Patchwork RFC: delay pci_update_mappings for 64-bit BARs

login
register
mail settings
Submitter Cam Macdonell
Date Dec. 13, 2010, 10:43 p.m.
Message ID <1292280224-5119-1-git-send-email-cam@cs.ualberta.ca>
Download mbox | patch
Permalink /patch/75432/
State New
Headers show

Comments

Cam Macdonell - Dec. 13, 2010, 10:43 p.m.
Do not call pci_update_mappings on the lower 32-bits of a 64-bit bar.  Wait for the upper 32 or else Qemu will try to map on just the lower 32 which is probably going to corrupt memory.

I was encountering crashes when mapping certain PCI region sizes.  The problem turns out that pci_update_mappings is being called without all 64-bits in the BAR.  For example when mapping to 0x180000000, once the lower 32-bits were written the remapping happened (mapping to 0x8000000) which would overwrite something.

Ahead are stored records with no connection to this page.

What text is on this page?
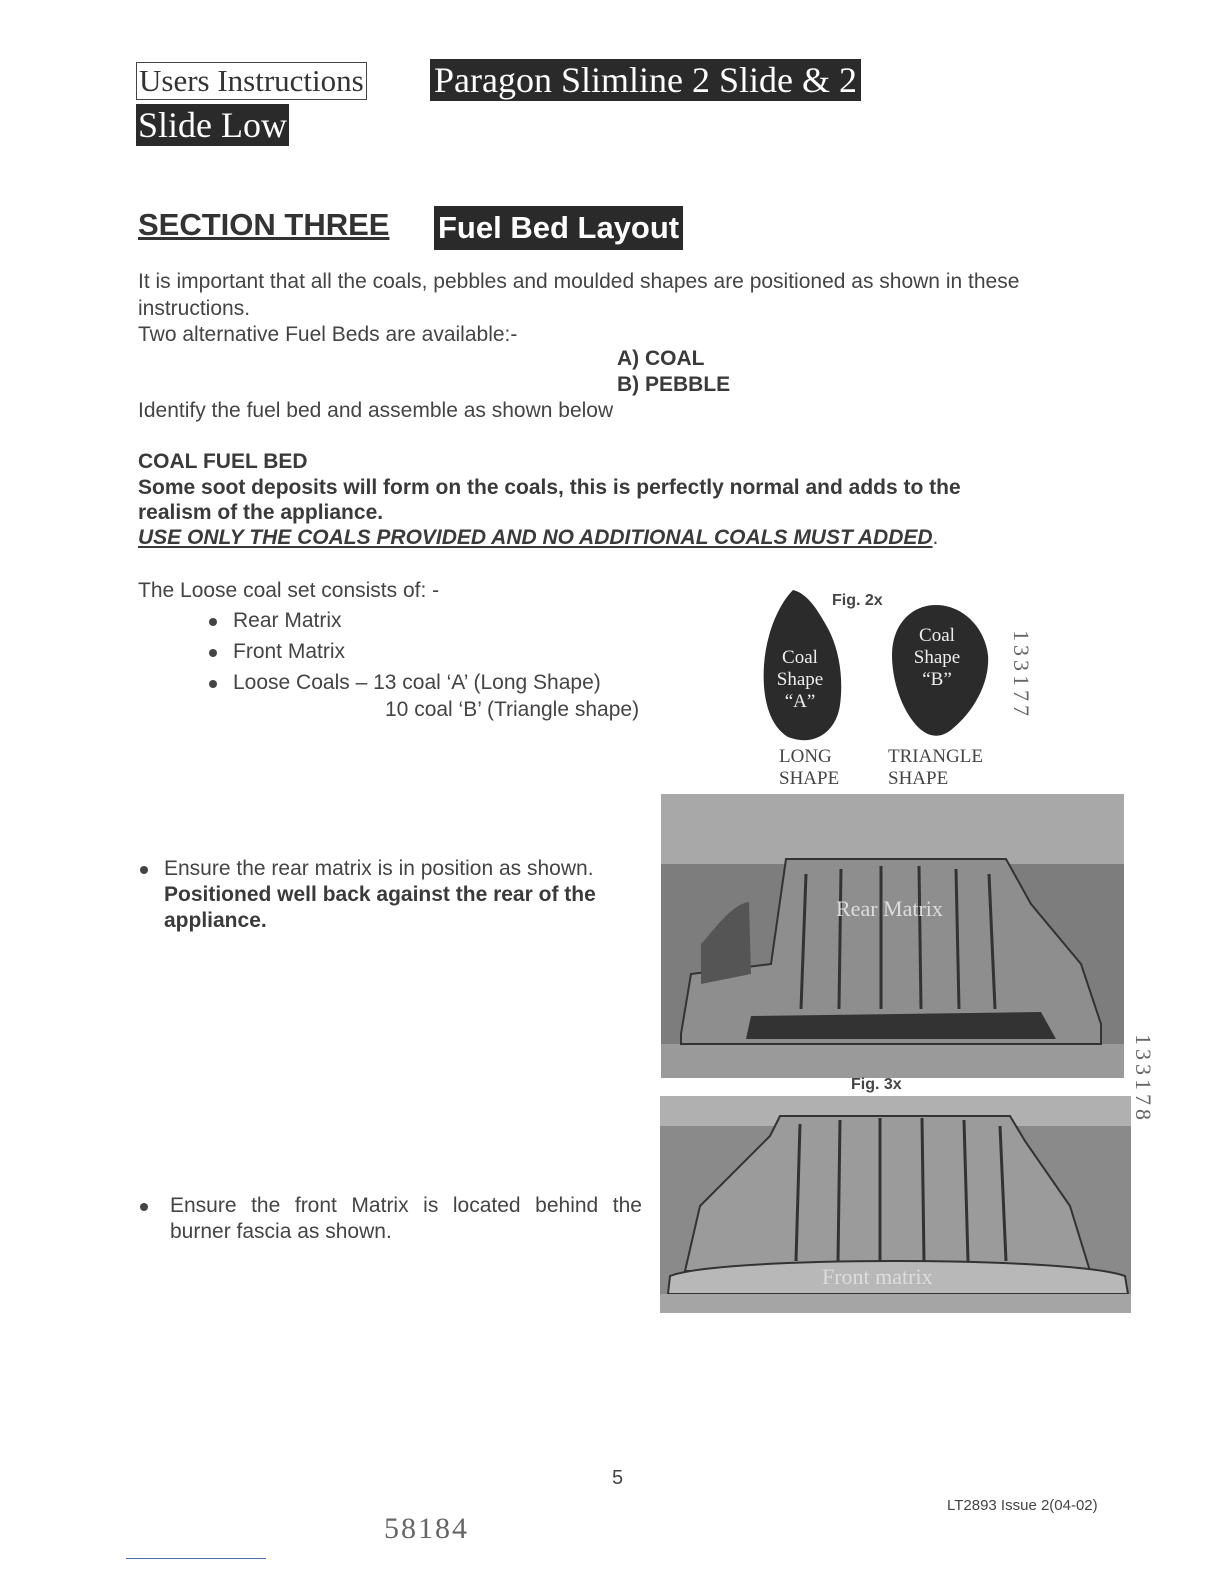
Users Instructions Paragon Slimline 2 Slide & 2
Slide Low
SECTION THREE Fuel Bed Layout
It is important that all the coals, pebbles and moulded shapes are positioned as shown in these
instructions.
Two alternative Fuel Beds are available:-
A) COAL
B) PEBBLE
Identify the fuel bed and assemble as shown below
COAL FUEL BED
Some soot deposits will form on the coals, this is perfectly normal and adds to the
realism of the appliance.
USE ONLY THE COALS PROVIDED AND NO ADDITIONAL COALS MUST ADDED.
The Loose coal set consists of: -
Rear Matrix
Front Matrix
Loose Coals – 13 coal ‘A’ (Long Shape)
10 coal ‘B’ (Triangle shape)
Fig. 2x
Coal
Shape
“A”
Coal
Shape
“B”
LONG
SHAPE
TRIANGLE
SHAPE
133177
Ensure the rear matrix is in position as shown.
Positioned well back against the rear of the
appliance.	Rear Matrix
Fig. 3x	133178
Front matrix
Ensure the front Matrix is located behind the
burner fascia as shown.
5
LT2893 Issue 2(04-02)
58184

I'm not certain if this is completely correct, I'm simply testing the lower 4-bits to only be MEM_TYPE_64 flag.  Upper 32-bit address parts can be values like 0xff which is tricky to test against.

Cam
---
 hw/pci.c |    5 ++++-
 1 files changed, 4 insertions(+), 1 deletions(-)
Isaku Yamahata - Dec. 14, 2010, 3 a.m.
On Mon, Dec 13, 2010 at 03:43:44PM -0700, Cam Macdonell wrote:
> Do not call pci_update_mappings on the lower 32-bits of a 64-bit bar.  Wait for the upper 32 or else Qemu will try to map on just the lower 32 which is probably going to corrupt memory.
> 
> I was encountering crashes when mapping certain PCI region sizes.  The problem turns out that pci_update_mappings is being called without all 64-bits in the BAR.  For example when mapping to 0x180000000, once the lower 32-bits were written the remapping happened (mapping to 0x8000000) which would overwrite something.
> 
> I'm not certain if this is completely correct, I'm simply testing the lower 4-bits to only be MEM_TYPE_64 flag.  Upper 32-bit address parts can be values like 0xff which is tricky to test against.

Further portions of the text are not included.